Der Touring Club Schweiz äussert sich auf Anfrage nicht zum Verfahren, bei dem man nicht unmittelbar Partei gewesen sei. «Wir nehmen den Entscheid des Verwaltungsgerichts zur Kenntnis und erwarten nun die entsprechende Neubeurteilung durch den Berner Regierungsrat», schreibt der TCS.

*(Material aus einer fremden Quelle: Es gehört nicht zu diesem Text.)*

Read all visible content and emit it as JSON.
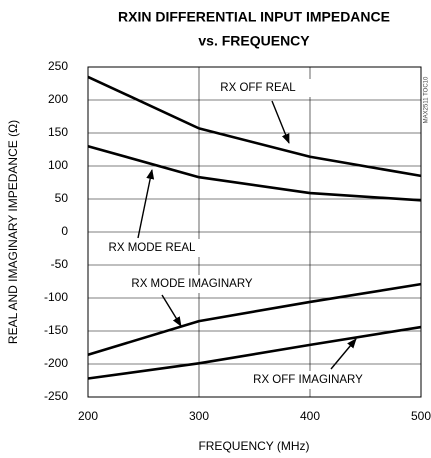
{
  "chart_data": {
    "type": "line",
    "title": "RXIN DIFFERENTIAL INPUT IMPEDANCE",
    "subtitle": "vs. FREQUENCY",
    "x_label": "FREQUENCY (MHz)",
    "y_label": "REAL AND IMAGINARY IMPEDANCE (Ω)",
    "side_note": "MAX2511 TOC10",
    "x": [
      200,
      300,
      400,
      500
    ],
    "series": [
      {
        "name": "RX OFF REAL",
        "color": "#000000",
        "values": [
          235,
          157,
          114,
          85
        ]
      },
      {
        "name": "RX MODE REAL",
        "color": "#000000",
        "values": [
          130,
          83,
          59,
          48
        ]
      },
      {
        "name": "RX MODE IMAGINARY",
        "color": "#000000",
        "values": [
          -186,
          -135,
          -106,
          -79
        ]
      },
      {
        "name": "RX OFF IMAGINARY",
        "color": "#000000",
        "values": [
          -222,
          -199,
          -171,
          -144
        ]
      }
    ],
    "xlim": [
      200,
      500
    ],
    "xticks": [
      200,
      300,
      400,
      500
    ],
    "ylim": [
      -250,
      250
    ],
    "yticks": [
      250,
      200,
      150,
      100,
      50,
      0,
      -50,
      -100,
      -150,
      -200,
      -250
    ],
    "grid": true
  }
}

An ein Ende der Camping-Geschichte Ende 2018 glaubt man beim TCS aber nicht. Man sei «natürlich daran interessiert, gemeinsam mit dem Kanton eine Übergangslösung zu finden», heisst es, «damit bis zum Vorliegen eines rechtskräftigen Entscheids kein vertragsloser Zustand besteht.» Auch Neuhaus wehrt sich gegen voreilige Schlüsse, anders als die Umweltverbände sei man noch nicht so weit, eine endgültige Einschätzung der Lage machen zu können. «Wir haben eine differenziertere Sichtweise als die Verbände», sagt er.

Es ist also sehr wahrscheinlich, dass der Rechtsstreit um die Zukunft des Fanel in eine zweite Runde gehen wird. In der ersten Runde ist der Kanton klar unterlegen. Aber eben nicht endgültig.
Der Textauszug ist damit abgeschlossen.